The Chinese government has announced a tripling of the stamp duty tax charged on share dealings, in a bid to take some of the speculative excess out of the country's stock markets.

The stamp tax was increased to 0.3% from 0.1% after a surprise announcement by the Ministry of Finance shortly after midnight US time on Tuesday. However, the government stopped short of restoring the stamp tax to its 1997 level of 0.5%, imposed the last time it attempted to cool the market, fearing a loss of confidence among traders and investors.

According to the official Xinhua news agency, a ministry official said that the share tax hike was "intended to help promote the healthy development of the securities markets".

Following a long period of stagnation, when the government actively encouraged more investment in the stock market, the value of shares traded in China has soared over the last eighteen months, with prices increasing 60% this year, on top of 130% last year. This rally has recently been underpinned by millions of ordinary Chinese investors putting their savings into equities. According to the New York Times, small investors have been opening brokerage accounts at the rate of 300,000 for the past two weeks, with 455,111 accounts opened on Monday alone. The number of share trading accounts in mainland China broke the 100 million barrier earlier this week.

While the tax hike has had the desired effect of deflating prices, analysts are tending to think that share prices will probably recover and continue to trend upwards.
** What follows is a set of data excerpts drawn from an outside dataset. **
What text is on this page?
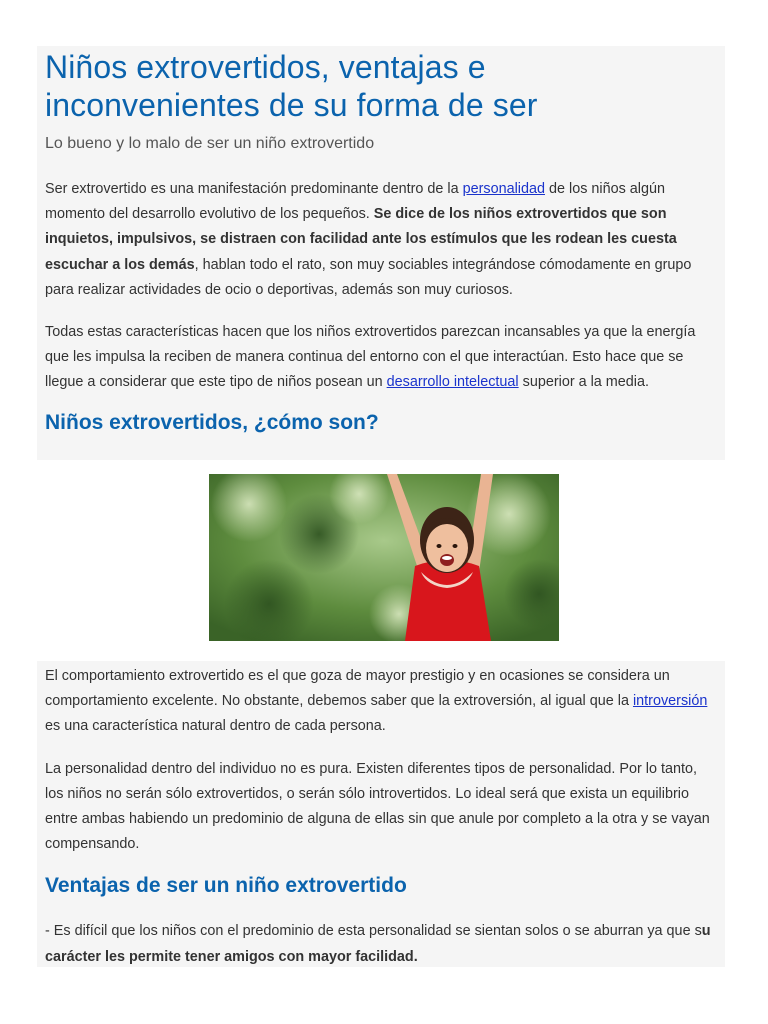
Niños extrovertidos, ventajas e
inconvenientes de su forma de ser
Lo bueno y lo malo de ser un niño extrovertido

Ser extrovertido es una manifestación predominante dentro de la personalidad de los niños algún momento del desarrollo evolutivo de los pequeños. Se dice de los niños extrovertidos que son inquietos, impulsivos, se distraen con facilidad ante los estímulos que les rodean les cuesta escuchar a los demás, hablan todo el rato, son muy sociables integrándose cómodamente en grupo para realizar actividades de ocio o deportivas, además son muy curiosos.

Todas estas características hacen que los niños extrovertidos parezcan incansables ya que la energía que les impulsa la reciben de manera continua del entorno con el que interactúan. Esto hace que se llegue a considerar que este tipo de niños posean un desarrollo intelectual superior a la media.

Niños extrovertidos, ¿cómo son?

El comportamiento extrovertido es el que goza de mayor prestigio y en ocasiones se considera un comportamiento excelente. No obstante, debemos saber que la extroversión, al igual que la introversión es una característica natural dentro de cada persona.

La personalidad dentro del individuo no es pura. Existen diferentes tipos de personalidad. Por lo tanto, los niños no serán sólo extrovertidos, o serán sólo introvertidos. Lo ideal será que exista un equilibrio entre ambas habiendo un predominio de alguna de ellas sin que anule por completo a la otra y se vayan compensando.

Ventajas de ser un niño extrovertido

- Es difícil que los niños con el predominio de esta personalidad se sientan solos o se aburran ya que su carácter les permite tener amigos con mayor facilidad.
However, with many investors fearing that a correction the Chinese stock market is long overdue, the spectre of a sell-off and a market crash, which would wipe billions of dollars off the value of small investors' savings, continues to haunt the government.

“The grand strategy is to gradually deflate the bubble but not to prick the bubble,” Steven Sun, analyst at HSBC in Hong Kong, told the Financial Times.

If the rally continues, Beijing may be forced to consider other fiscal measures to put a brake on the market, such as further increases in stamp duty, or the imposition of capital gains tax on share profits, although this latter measure is being touted as a last resort.